Had Engels lived in the globalizing 1990s he would never have
"feared" that society was being coordinated faster at the top than at
the bottom: because it was painfully obvious. Only since 1994 and
above all since 1999 have people even begun to imagine that
alternative forms of coordination from the bottom up might be
possible on the regional-bloc and world scales. One of the things
that has pushed me to collaborate on the mapping work I've been doing
with Bureau d'Etudes (more on that sometime later) is the desire to
contribute to the very possibility of conceiving those scales in some
kind of detail. As for the step after that, what I see, darkly, are
efforts to make uuniversal rights substantial by constructing and
defending "commons" where free access does not equal destruction of
resources: this, from natural resources like water to social ones
like housing, energy, mobility and communication.
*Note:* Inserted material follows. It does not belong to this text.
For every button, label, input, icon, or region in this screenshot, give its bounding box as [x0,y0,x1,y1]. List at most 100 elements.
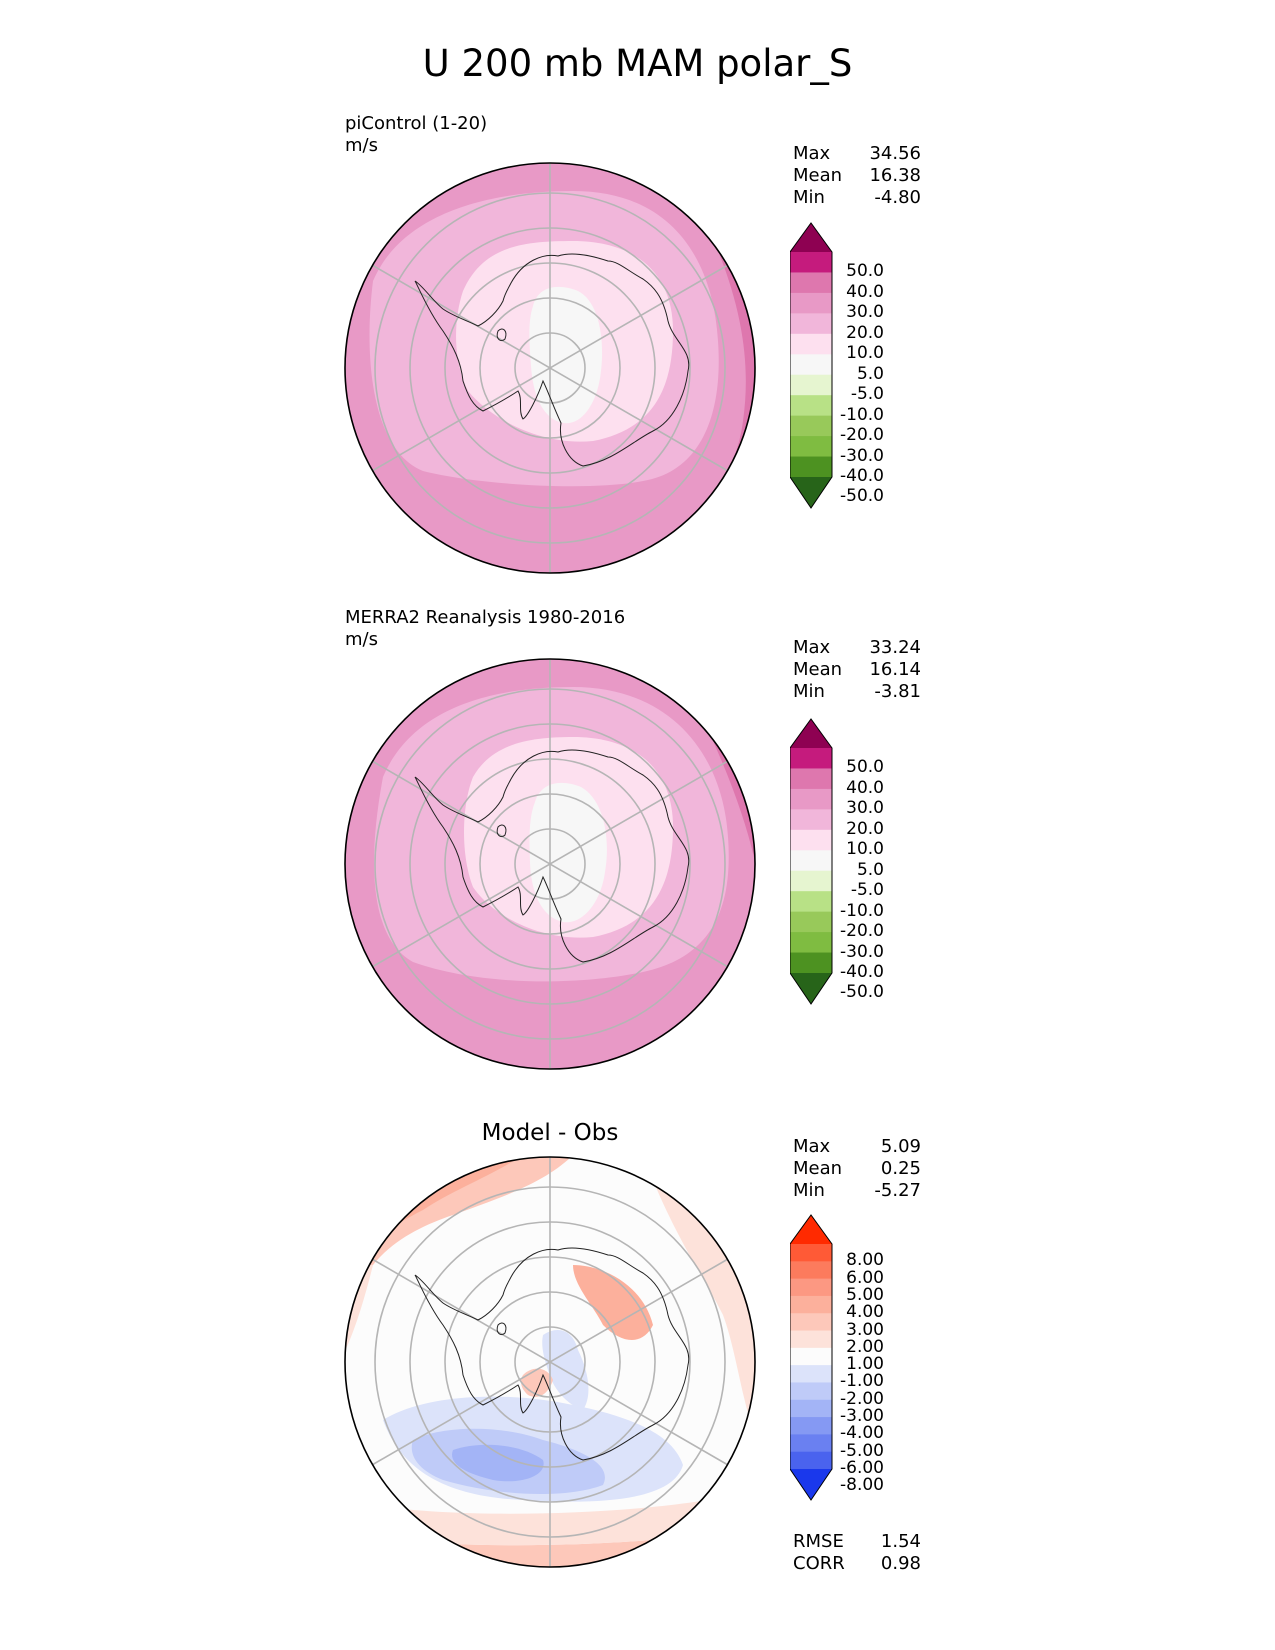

I think the coming
battle with capital will have to take place in these areas, and not
only over the terms of waged labor.
Now, to get back to Keith Hart, I don't know if liberalism in the
manner of John Locke can really help in this process of imagining,
then articulating an alternative coordination that can operate on the
regional/world scales. But I'm willing to look at the arguments! I
suppose it has something to do with legal and technical architectures
allowing trade between freely associating individual producers,
outside of the price-fixing markets that corporations create to their
advantage under state capitalism. But haven't we had these arguments
on nettime before ("digital artisans," "post-fordist labor," De
Landa's borrowings from Braudel on small-scale markets)? And don't
those kinds of alternative economies also depend on the existence of
socialized commons? Sounds like multitudes to me. Not all the Left is
against that kind of thinking. But whatever you want to call it, the
tough and truly political question is how to institute some more
egalitarian relations in this crazy world.